Le symbole est explosif. Tandis que la grève contre le projet de réforme des retraites bat des records de longévité – elle entre ce vendredi dans son trentième jour –, Jean-François Cirelli a été élevé au grade d’officier de la Légion d’honneur. La présence du dirigeant de la branche française de BlackRock dans la traditionnelle promotion du 1er janvier a largement choqué. L’ancien conseiller de Jacques Chirac et de Jean-Pierre Raffarin y côtoie notamment Gilbert Montagné, mais ce n’est vraiment pas le problème. Le (gros) souci vient du lobbying exercé par le puissant fonds d’investissement américain pour pousser au développement de la capitalisation dans le système de retraite français, où la répartition avait jusqu’à présent été préservée. Et comme nous l’expliquions précédemment (lire l’épisode 12, « BlackRock veut braquer les retraites »), Jean-François Cirelli met au service de BlackRock ses réseaux politiques et économiques, tissés notamment lors de son passage dans les cabinets du pouvoir. À l’Elysée d’abord, comme conseiller économique de Jacques Chirac de 1995 à 2002, puis à Matignon époque Jean-Pierre Raffarin, où il pilota la réforme des retraites de 2003. Et ces réseaux-là sont à nouveau aux commandes, en particulier dans l’entourage du Premier ministre, Édouard Philippe.
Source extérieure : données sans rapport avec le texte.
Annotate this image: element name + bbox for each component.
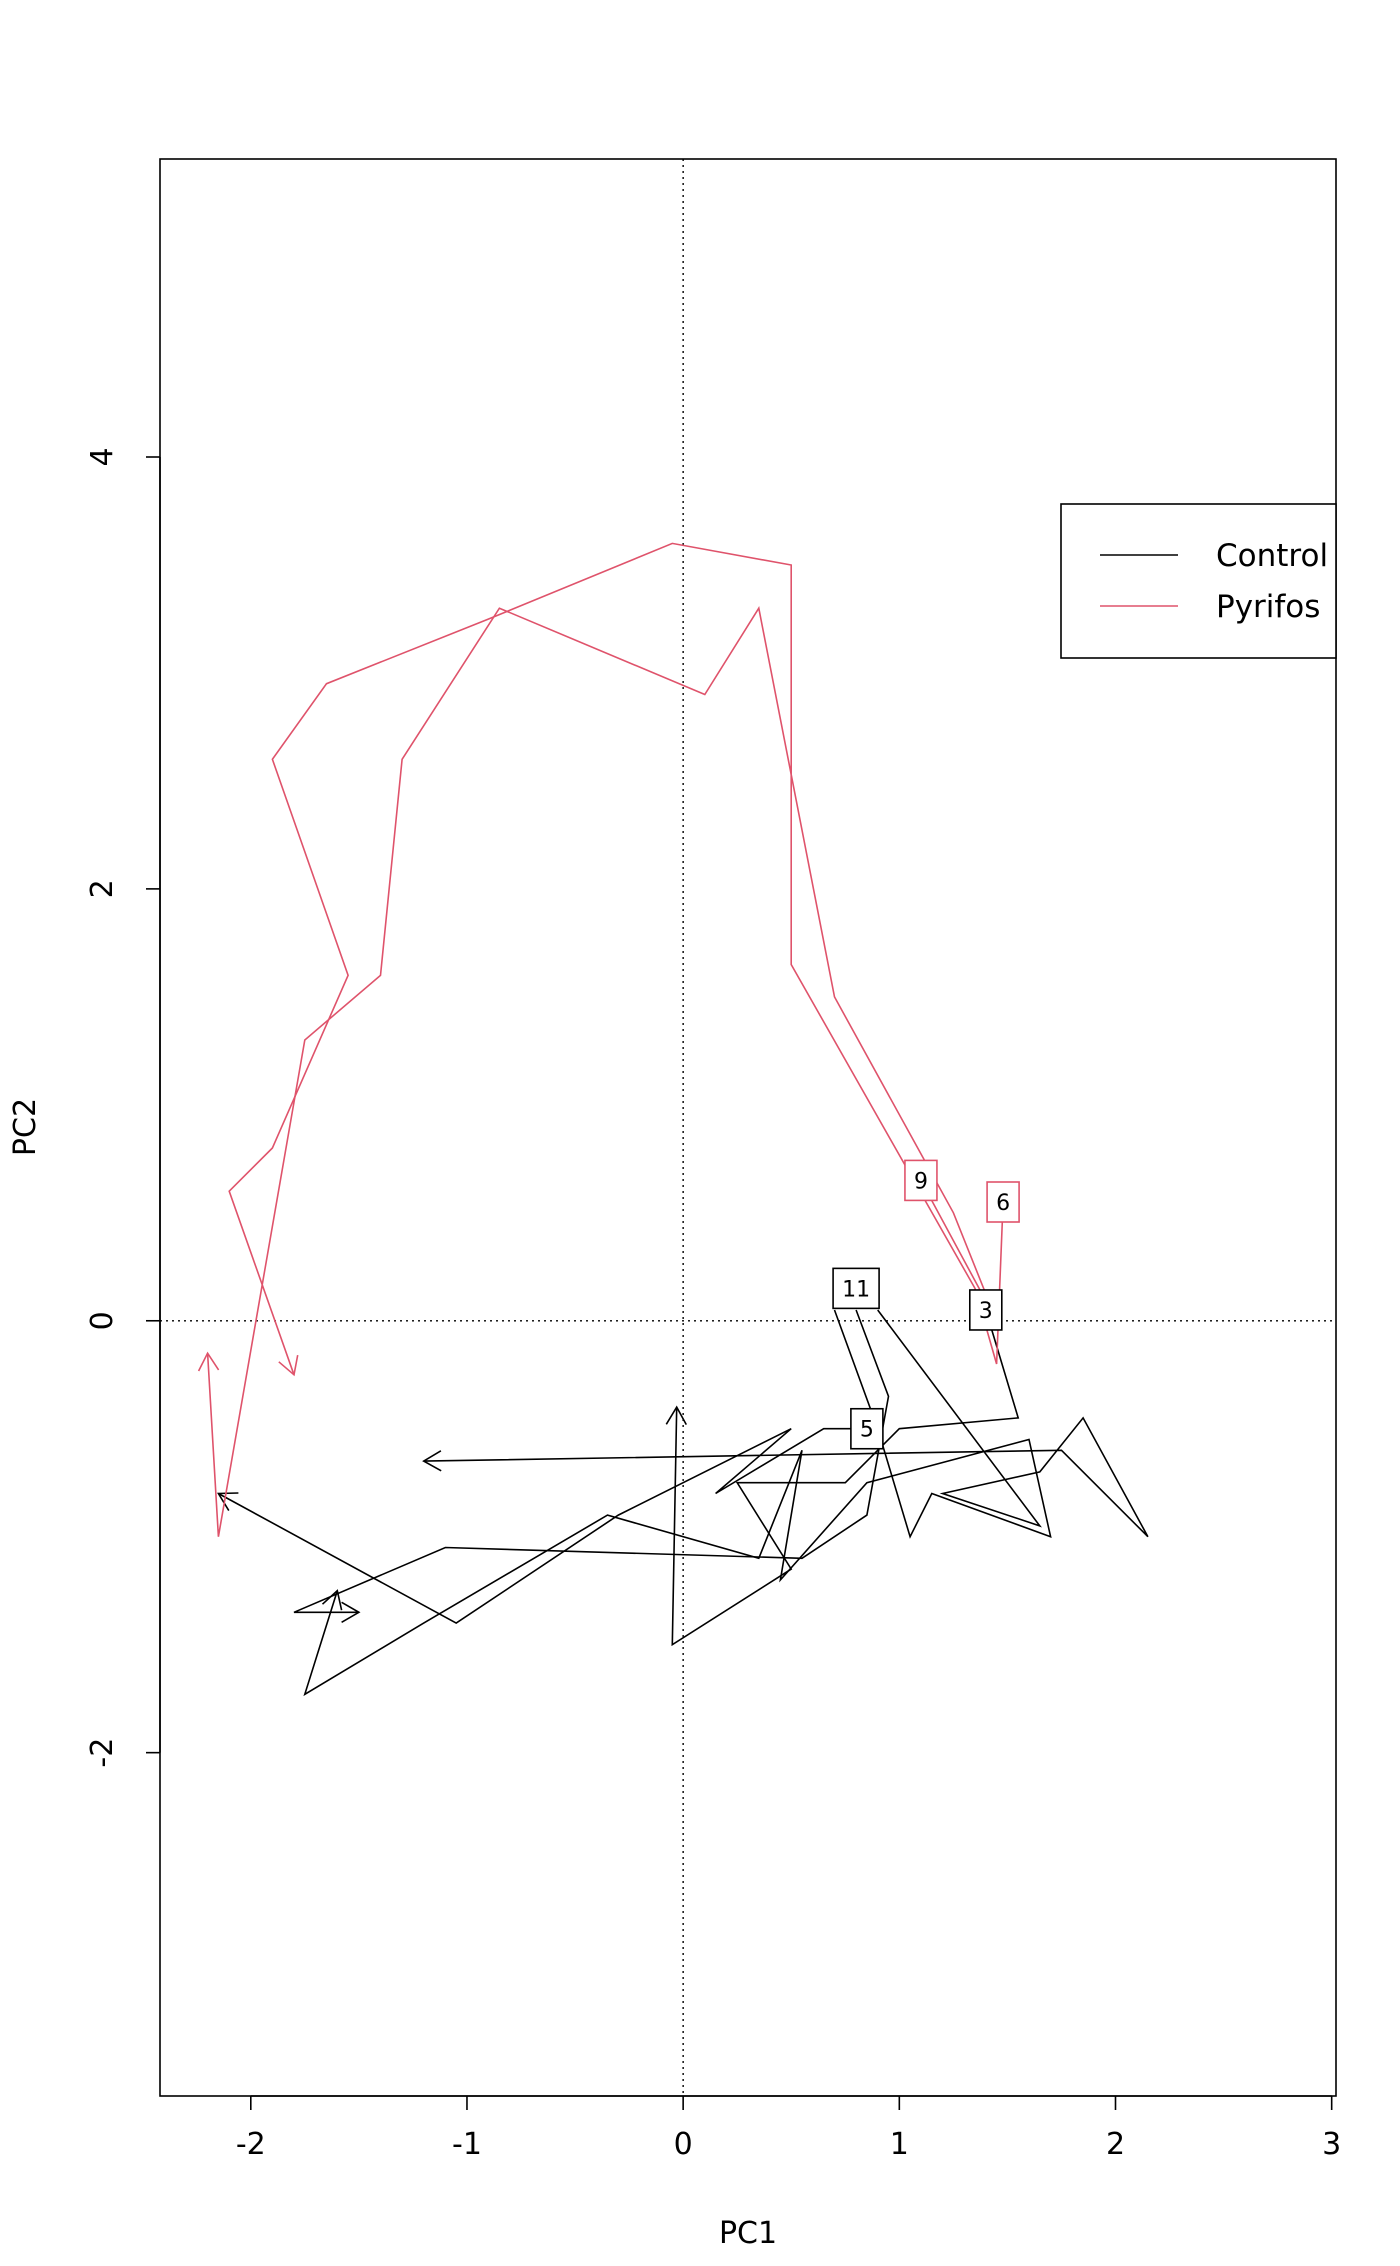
point-label-box-control [850,1407,884,1450]
x-tick-label: 0 [674,2127,693,2162]
arrowhead-control [422,1450,442,1472]
y-tick-label: 2 [85,879,120,898]
zero-reference-lines [160,159,1336,2096]
point-label-box-pyrifos [986,1181,1020,1223]
trajectory-line-control [423,1309,1149,1538]
y-axis: -2 0 2 4 [85,447,161,1768]
point-label-pyrifos: 9 [914,1169,928,1194]
arrowhead-pyrifos [197,1351,220,1372]
point-label-control: 5 [860,1418,874,1443]
point-label-box-pyrifos [904,1159,938,1202]
arrowhead-pyrifos [278,1354,299,1377]
legend-label-pyrifos: Pyrifos [1216,589,1320,625]
point-label-box-control [832,1267,880,1310]
arrowhead-control [341,1601,361,1623]
y-tick-label: 0 [85,1311,120,1330]
arrowhead-control [216,1492,239,1512]
x-tick-label: -2 [236,2127,266,2162]
x-tick-label: 1 [890,2127,909,2162]
trajectory-line-control [671,1309,1020,1647]
x-axis-label: PC1 [719,2216,777,2251]
legend-box [1060,503,1337,659]
legend: Control Pyrifos [1060,503,1337,659]
x-axis: -2 -1 0 1 2 3 [236,2095,1341,2162]
x-tick-label: 3 [1322,2127,1341,2162]
y-axis-label: PC2 [8,1098,43,1156]
y-tick-label: -2 [85,1738,120,1768]
point-label-box-control [968,1289,1003,1331]
legend-label-control: Control [1216,538,1328,574]
point-labels: 11 3 5 9 6 [832,1159,1020,1450]
x-tick-label: 2 [1106,2127,1125,2162]
data-layer [197,542,1149,1697]
point-label-control: 11 [842,1277,870,1302]
arrowhead-control [665,1405,688,1425]
trajectory-line-control [303,1309,1052,1697]
y-tick-label: 4 [85,447,120,466]
trajectory-line-pyrifos [206,606,998,1537]
point-label-pyrifos: 6 [996,1191,1010,1216]
x-tick-label: -1 [452,2127,482,2162]
point-label-control: 3 [979,1299,993,1324]
trajectory-line-control [218,1427,867,1625]
trajectory-line-control [293,1309,890,1614]
trajectory-line-pyrifos [228,542,1004,1376]
arrowhead-control [321,1589,343,1611]
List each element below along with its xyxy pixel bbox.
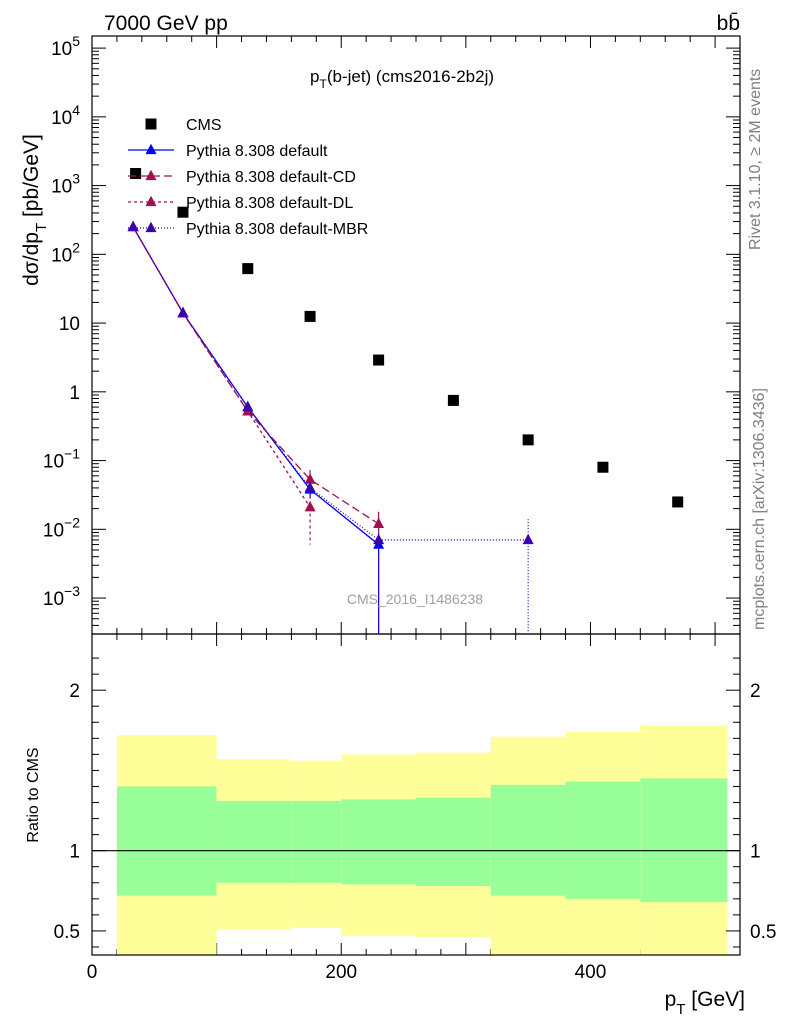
- ratio-tick-label-right: 1: [750, 842, 761, 863]
- y-axis-label: dσ/dpT [pb/GeV]: [20, 134, 50, 286]
- x-tick-label: 200: [325, 962, 357, 983]
- ratio-band-green: [116, 786, 217, 896]
- data-point: [522, 434, 534, 446]
- legend-entry: Pythia 8.308 default-CD: [186, 169, 356, 186]
- data-point: [145, 221, 157, 233]
- y-tick-label: 10−2: [43, 514, 80, 541]
- x-tick-label: 400: [575, 962, 607, 983]
- y-tick-label: 104: [51, 102, 80, 129]
- data-point: [242, 263, 254, 275]
- legend-entry: CMS: [186, 117, 222, 134]
- ratio-panel: 0.5 0.5 1 1 2 2: [54, 633, 776, 956]
- legend-entry: Pythia 8.308 default-DL: [186, 195, 353, 212]
- data-point: [373, 533, 385, 545]
- x-axis-label: pT [GeV]: [665, 988, 745, 1018]
- series-line: [132, 226, 529, 541]
- data-point: [522, 533, 534, 545]
- y-tick-label: 10: [59, 314, 80, 335]
- series-line: [132, 226, 311, 508]
- data-point: [177, 306, 189, 318]
- ratio-band-green: [416, 797, 491, 886]
- energy-label: 7000 GeV pp: [104, 12, 228, 35]
- legend-entry: Pythia 8.308 default: [186, 143, 328, 160]
- ratio-tick-label-right: 0.5: [750, 922, 776, 943]
- series-4: [127, 220, 534, 634]
- series-2: [127, 220, 385, 540]
- ratio-tick-label-left: 1: [69, 842, 80, 863]
- series-line: [132, 226, 379, 525]
- x-tick-label: 0: [87, 962, 98, 983]
- y-tick-label: 10−3: [43, 583, 80, 610]
- data-point: [373, 517, 385, 529]
- process-label: bb̄: [717, 12, 740, 35]
- data-point: [304, 473, 316, 484]
- ratio-tick-label-right: 2: [750, 681, 761, 702]
- data-point: [597, 461, 609, 473]
- data-point: [447, 394, 459, 406]
- data-point: [127, 220, 139, 232]
- data-point: [145, 143, 157, 155]
- data-point: [145, 169, 157, 181]
- y-tick-label: 1: [69, 383, 80, 404]
- legend: CMS Pythia 8.308 default Pythia 8.308 defa…: [128, 117, 368, 238]
- data-point: [145, 195, 157, 207]
- plot-title: pT(b-jet) (cms2016-2b2j): [310, 67, 494, 91]
- analysis-watermark: CMS_2016_I1486238: [347, 591, 483, 607]
- data-point: [242, 400, 254, 412]
- ratio-band-green: [490, 784, 566, 896]
- series-line: [132, 226, 380, 546]
- data-point: [672, 496, 684, 508]
- data-point: [373, 354, 385, 366]
- y-tick-label: 10−1: [43, 446, 80, 473]
- ratio-band-green: [640, 778, 728, 903]
- ratio-tick-label-left: 0.5: [54, 922, 80, 943]
- data-point: [130, 167, 142, 179]
- legend-marker: [145, 118, 157, 130]
- y-tick-label: 103: [51, 171, 80, 198]
- ratio-tick-label-left: 2: [69, 681, 80, 702]
- ratio-band-green: [291, 800, 342, 883]
- rivet-label: Rivet 3.1.10, ≥ 2M events: [747, 69, 764, 250]
- y-tick-label: 102: [51, 239, 80, 266]
- data-point: [304, 310, 316, 322]
- series-3: [127, 220, 316, 545]
- ratio-band-green: [341, 799, 416, 885]
- mcplots-label: mcplots.cern.ch [arXiv:1306.3436]: [751, 388, 768, 630]
- data-point: [304, 500, 316, 512]
- ratio-y-axis-label: Ratio to CMS: [25, 747, 42, 842]
- ratio-frame: [91, 633, 741, 956]
- ratio-band-green: [565, 781, 641, 899]
- legend-entry: Pythia 8.308 default-MBR: [186, 221, 368, 238]
- data-point: [177, 206, 189, 218]
- data-point: [304, 481, 316, 493]
- ratio-band-green: [216, 800, 292, 883]
- series-0: [130, 167, 684, 508]
- y-tick-label: 105: [51, 33, 80, 60]
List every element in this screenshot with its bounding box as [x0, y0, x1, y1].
Au petit jeu de la distribution de breloques, chacun a son contingent, l’Élysée comme les membres du gouvernement. L’ancien trésorier de la campagne d’Emmanuel Macron, Christian Dargnat, aujourd’hui membre du bureau exécutif de La République en marche, a ainsi été élevé au rang de chevalier par le ministre des Finances, Bruno Le Maire. Jean-François Cirelli, lui, doit son grade d’officier à l’actuel Premier ministre. Tout sauf un hasard. Au cabinet de Matignon, il compte quelques vieilles connaissances. Au moment de constituer son équipe, Édouard Philippe, qui n’avait jamais été ministre auparavant, a largement puisé parmi les anciens conseillers de Jean-Pierre Raffarin. Son directeur de cabinet, Benoît Ribadeau-Dumas, y fut conseiller technique chargé de la réforme de l’État et de la décentralisation de mai 2002 à novembre 2004, avant de filer vers le privé, pour rejoindre le groupe Thales. Pour cette première expérience en cabinet, Benoît Ribadeau-Dumas était ainsi sous les ordres de Jean-François Cirelli, lui-même directeur de cabinet adjoint de Raffarin, chargé des questions économiques et sociales.
L’actuelle cheffe de cabinet d’Édouard Philippe, Anne Clerc, a occupé le même poste auprès de Jean-Pierre Raffarin entre 2004 et 2005
— Photo Ludovic/Réa.
Anne Clerc a suivi une trajectoire semblable et connaît donc bien, elle aussi, Jean-François Cirelli.